Ocasionário

Ocasionário

Com carinho e sem âncoras.

Eu estou há bastante tempo tentando escrever algo para continuar a preencher este blog. Já tentei escrever sobre como vejo pouco ponto de exclamação e como isso me passa uma ideia de que as pessoas não estão tão animadas com as coisas como eu gostaria que estivessem, tentei escrever sobre como me falta habilidade para conversar pela internet, tentei escrever sobre por que as pessoas choram… Nenhum deles se desenvolveu ainda, mas estão guardadinhos, esperando amadurecer. Com vontade de escrever e vendo a insistência nos assuntos citados anteriormente me ancorar, decidi deixar de lado minhas ideias e metaescrever.

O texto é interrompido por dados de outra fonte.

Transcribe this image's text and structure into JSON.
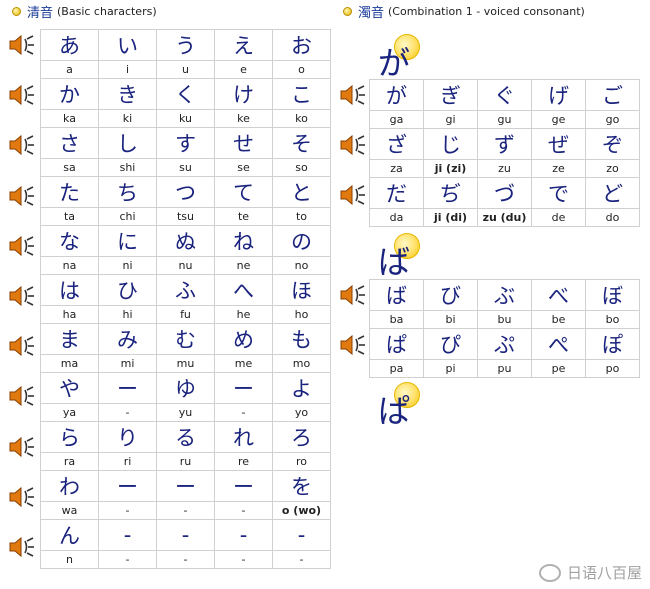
{
  "left": {
    "title_kanji": "清音",
    "title_sub": "(Basic characters)",
    "rows": [
      {
        "kana": [
          "あ",
          "い",
          "う",
          "え",
          "お"
        ],
        "roma": [
          "a",
          "i",
          "u",
          "e",
          "o"
        ]
      },
      {
        "kana": [
          "か",
          "き",
          "く",
          "け",
          "こ"
        ],
        "roma": [
          "ka",
          "ki",
          "ku",
          "ke",
          "ko"
        ]
      },
      {
        "kana": [
          "さ",
          "し",
          "す",
          "せ",
          "そ"
        ],
        "roma": [
          "sa",
          "shi",
          "su",
          "se",
          "so"
        ]
      },
      {
        "kana": [
          "た",
          "ち",
          "つ",
          "て",
          "と"
        ],
        "roma": [
          "ta",
          "chi",
          "tsu",
          "te",
          "to"
        ]
      },
      {
        "kana": [
          "な",
          "に",
          "ぬ",
          "ね",
          "の"
        ],
        "roma": [
          "na",
          "ni",
          "nu",
          "ne",
          "no"
        ]
      },
      {
        "kana": [
          "は",
          "ひ",
          "ふ",
          "へ",
          "ほ"
        ],
        "roma": [
          "ha",
          "hi",
          "fu",
          "he",
          "ho"
        ]
      },
      {
        "kana": [
          "ま",
          "み",
          "む",
          "め",
          "も"
        ],
        "roma": [
          "ma",
          "mi",
          "mu",
          "me",
          "mo"
        ]
      },
      {
        "kana": [
          "や",
          "ー",
          "ゆ",
          "ー",
          "よ"
        ],
        "roma": [
          "ya",
          "-",
          "yu",
          "-",
          "yo"
        ]
      },
      {
        "kana": [
          "ら",
          "り",
          "る",
          "れ",
          "ろ"
        ],
        "roma": [
          "ra",
          "ri",
          "ru",
          "re",
          "ro"
        ]
      },
      {
        "kana": [
          "わ",
          "ー",
          "ー",
          "ー",
          "を"
        ],
        "roma": [
          "wa",
          "-",
          "-",
          "-",
          "o (wo)"
        ]
      },
      {
        "kana": [
          "ん",
          "-",
          "-",
          "-",
          "-"
        ],
        "roma": [
          "n",
          "-",
          "-",
          "-",
          "-"
        ]
      }
    ]
  },
  "right": {
    "title_kanji": "濁音",
    "title_sub": "(Combination 1 - voiced consonant)",
    "marker_ga": "が",
    "marker_ba": "ば",
    "marker_pa": "ぱ",
    "group1": [
      {
        "kana": [
          "が",
          "ぎ",
          "ぐ",
          "げ",
          "ご"
        ],
        "roma": [
          "ga",
          "gi",
          "gu",
          "ge",
          "go"
        ]
      },
      {
        "kana": [
          "ざ",
          "じ",
          "ず",
          "ぜ",
          "ぞ"
        ],
        "roma": [
          "za",
          "ji (zi)",
          "zu",
          "ze",
          "zo"
        ]
      },
      {
        "kana": [
          "だ",
          "ぢ",
          "づ",
          "で",
          "ど"
        ],
        "roma": [
          "da",
          "ji (di)",
          "zu (du)",
          "de",
          "do"
        ]
      }
    ],
    "group2": [
      {
        "kana": [
          "ば",
          "び",
          "ぶ",
          "べ",
          "ぼ"
        ],
        "roma": [
          "ba",
          "bi",
          "bu",
          "be",
          "bo"
        ]
      },
      {
        "kana": [
          "ぱ",
          "ぴ",
          "ぷ",
          "ぺ",
          "ぽ"
        ],
        "roma": [
          "pa",
          "pi",
          "pu",
          "pe",
          "po"
        ]
      }
    ]
  },
  "watermark": "日语八百屋",
  "icons": {
    "speaker": "speaker-icon",
    "bullet": "bullet-dot-icon"
  }
}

Faz muitos anos que escrevo. Muitos mesmo. Desde que aprendi a escrever, tenho escrito livros, piadas, contos. Claro que não posso dizer que o que eu escrevia com cinco anos de idade tem a mesma qualidade que alguma obra de Machado de Assis, mas certamente está contribuindo para que um dia eu chegue lá. Muito do que escrevo acaba incompleto. Não faço ideia de quantos livros comecei a escrever e há apenas um que outro capítulo escrito. Escrever me é fácil e difícil. Não é incomum que eu tenha ideias, elas vêm à mente como pipocas, mas desenvolvê-las é complicado. Às vezes, tenho ideia de um começo de universo, fim de estória e estes são escritos. Muitos estão até perdidos dentro de diversos discos rígidos, esperando que algum arqueólogo literário-digital os encontre e alimente o texto e ele passe a marcar o mundo. Espero que esse arqueólogo seja eu. Este texto mesmo que tu está lendo agora começou a ser escrito em abril. Estamos em junho e cá estou eu: redescobri o texto e estou preenchendo-o.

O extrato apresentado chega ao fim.